At 1:00 PM, a panel was conducted by Howard Tayler, a Hugo Award-winning podcaster and creator of the web comic Schlock Mercenary, Aneeka Richins, novelist and creator of the web comic Not a Villain, Carter Reid, creator of The Zombie Nation, and Barry Gardner, creator of the web comic Hyperbolic Dystopia.
The focus of the panel was how social networking sites such as Facebook, Twitter, and Reddit have become a valuable ally to independent web comic creators, as each guest gave bits of the strategies they use to promote their respective comics.
“Reddit is horrible for me,” Richins says. “It [your comic] can spread really fast if you do funnies, but if you’re [doing] a story-driven comic, don’t waste your time.”
Adding to that point, Gardner explained his own love/hate relationship with Reddit and how only certain comics would make it to the top of the “Comics” sub-Reddit page.
“They’ve created a sub-Reddit specifically for web comics,” Gardner says. “The same people, the XKCD‘s and the Penny Arcades are still the ones getting up to the top.”
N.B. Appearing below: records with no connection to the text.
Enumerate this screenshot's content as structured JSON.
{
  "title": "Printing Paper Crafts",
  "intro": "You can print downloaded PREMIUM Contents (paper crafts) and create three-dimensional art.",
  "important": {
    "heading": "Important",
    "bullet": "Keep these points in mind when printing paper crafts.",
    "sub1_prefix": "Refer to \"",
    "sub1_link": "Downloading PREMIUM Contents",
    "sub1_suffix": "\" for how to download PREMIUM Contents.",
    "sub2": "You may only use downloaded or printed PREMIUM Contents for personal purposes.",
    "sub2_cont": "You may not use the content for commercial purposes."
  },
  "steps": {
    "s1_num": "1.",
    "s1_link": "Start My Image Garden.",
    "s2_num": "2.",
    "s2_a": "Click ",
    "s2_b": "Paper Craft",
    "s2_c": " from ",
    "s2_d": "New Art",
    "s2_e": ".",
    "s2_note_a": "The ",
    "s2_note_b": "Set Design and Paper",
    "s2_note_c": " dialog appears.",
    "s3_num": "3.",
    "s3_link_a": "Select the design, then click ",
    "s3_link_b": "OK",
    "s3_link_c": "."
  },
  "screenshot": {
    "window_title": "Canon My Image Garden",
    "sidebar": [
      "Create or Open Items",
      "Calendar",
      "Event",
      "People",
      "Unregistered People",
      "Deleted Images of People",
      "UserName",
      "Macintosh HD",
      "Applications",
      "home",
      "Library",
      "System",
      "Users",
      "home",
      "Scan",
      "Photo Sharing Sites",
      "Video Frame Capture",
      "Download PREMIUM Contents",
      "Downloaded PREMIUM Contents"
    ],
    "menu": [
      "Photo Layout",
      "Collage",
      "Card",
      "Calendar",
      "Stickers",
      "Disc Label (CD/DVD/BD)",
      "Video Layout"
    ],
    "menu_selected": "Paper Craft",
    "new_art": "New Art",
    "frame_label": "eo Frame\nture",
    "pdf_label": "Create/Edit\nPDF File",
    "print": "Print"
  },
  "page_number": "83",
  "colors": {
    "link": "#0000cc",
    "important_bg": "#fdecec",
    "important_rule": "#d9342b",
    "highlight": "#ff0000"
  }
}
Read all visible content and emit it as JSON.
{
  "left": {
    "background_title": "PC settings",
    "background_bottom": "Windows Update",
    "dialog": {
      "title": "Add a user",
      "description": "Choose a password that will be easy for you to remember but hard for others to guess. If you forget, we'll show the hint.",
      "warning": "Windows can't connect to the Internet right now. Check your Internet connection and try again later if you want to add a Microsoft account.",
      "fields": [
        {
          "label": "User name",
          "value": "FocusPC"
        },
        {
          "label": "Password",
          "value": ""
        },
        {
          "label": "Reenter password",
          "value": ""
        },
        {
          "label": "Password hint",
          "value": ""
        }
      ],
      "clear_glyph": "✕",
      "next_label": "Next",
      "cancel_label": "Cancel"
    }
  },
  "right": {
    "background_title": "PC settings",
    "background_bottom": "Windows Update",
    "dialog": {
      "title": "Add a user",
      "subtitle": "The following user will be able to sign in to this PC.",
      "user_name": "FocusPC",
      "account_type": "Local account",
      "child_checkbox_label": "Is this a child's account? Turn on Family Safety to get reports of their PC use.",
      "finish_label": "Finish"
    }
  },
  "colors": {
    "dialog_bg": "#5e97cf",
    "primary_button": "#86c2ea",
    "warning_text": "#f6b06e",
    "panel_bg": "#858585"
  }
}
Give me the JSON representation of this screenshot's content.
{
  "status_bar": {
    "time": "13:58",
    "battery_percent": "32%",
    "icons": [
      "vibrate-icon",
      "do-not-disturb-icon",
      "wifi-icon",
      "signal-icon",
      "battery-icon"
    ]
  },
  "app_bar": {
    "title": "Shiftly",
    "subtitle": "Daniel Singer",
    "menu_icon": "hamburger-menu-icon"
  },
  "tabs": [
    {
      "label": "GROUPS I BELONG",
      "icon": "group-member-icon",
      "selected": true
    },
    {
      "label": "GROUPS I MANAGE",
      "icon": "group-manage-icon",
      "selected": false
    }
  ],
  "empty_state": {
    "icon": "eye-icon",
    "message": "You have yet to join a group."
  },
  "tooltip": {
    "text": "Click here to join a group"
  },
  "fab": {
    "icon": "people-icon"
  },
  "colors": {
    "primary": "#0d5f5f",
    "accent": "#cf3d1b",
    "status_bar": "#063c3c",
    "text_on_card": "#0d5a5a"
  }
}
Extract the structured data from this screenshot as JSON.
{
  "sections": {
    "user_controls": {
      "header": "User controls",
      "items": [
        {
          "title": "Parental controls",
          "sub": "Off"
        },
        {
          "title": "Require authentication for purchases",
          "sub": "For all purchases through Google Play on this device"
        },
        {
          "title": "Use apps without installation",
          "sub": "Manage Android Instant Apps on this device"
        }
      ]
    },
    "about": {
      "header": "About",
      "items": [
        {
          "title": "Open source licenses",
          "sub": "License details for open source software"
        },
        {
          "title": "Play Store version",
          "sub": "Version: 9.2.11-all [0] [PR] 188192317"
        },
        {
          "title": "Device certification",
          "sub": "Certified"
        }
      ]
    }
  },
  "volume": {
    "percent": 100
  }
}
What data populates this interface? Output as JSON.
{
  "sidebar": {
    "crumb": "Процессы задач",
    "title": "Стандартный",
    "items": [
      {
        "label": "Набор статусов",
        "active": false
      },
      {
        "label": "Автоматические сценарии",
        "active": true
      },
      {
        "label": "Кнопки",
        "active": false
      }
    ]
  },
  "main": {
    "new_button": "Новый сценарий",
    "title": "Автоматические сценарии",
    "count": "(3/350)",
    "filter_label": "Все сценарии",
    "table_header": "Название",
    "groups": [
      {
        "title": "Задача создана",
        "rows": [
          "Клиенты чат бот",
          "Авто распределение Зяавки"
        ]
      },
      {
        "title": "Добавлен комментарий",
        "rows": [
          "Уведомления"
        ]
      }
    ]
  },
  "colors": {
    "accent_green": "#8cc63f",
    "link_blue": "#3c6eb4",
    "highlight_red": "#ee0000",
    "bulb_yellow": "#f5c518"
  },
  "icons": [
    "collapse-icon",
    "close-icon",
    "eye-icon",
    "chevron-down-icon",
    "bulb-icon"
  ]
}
Taylor dialed the discussion back to how independent comics evolved over time thanks in part to the internet, starting out as self-published comics made using Xerox machines handed out at comic shops to now being a product actively consumed by the internet.
“The thing to recognize is that it’s no longer driven by access to offset printing.” Taylor says. “There are more people reading Penny Arcade daily than there are people reading Batman all year.”
Much of the discussion was broken down with questions regarding techniques for specific sites, as each guest put an emphasis on usually one or two sites, as many people starting out make the mistake of trying to promote on every single site at once.
“Watch out for social media burnout,” Richins says. “Pick one or two [sites] that you like doing, that you enjoy using and then use it.”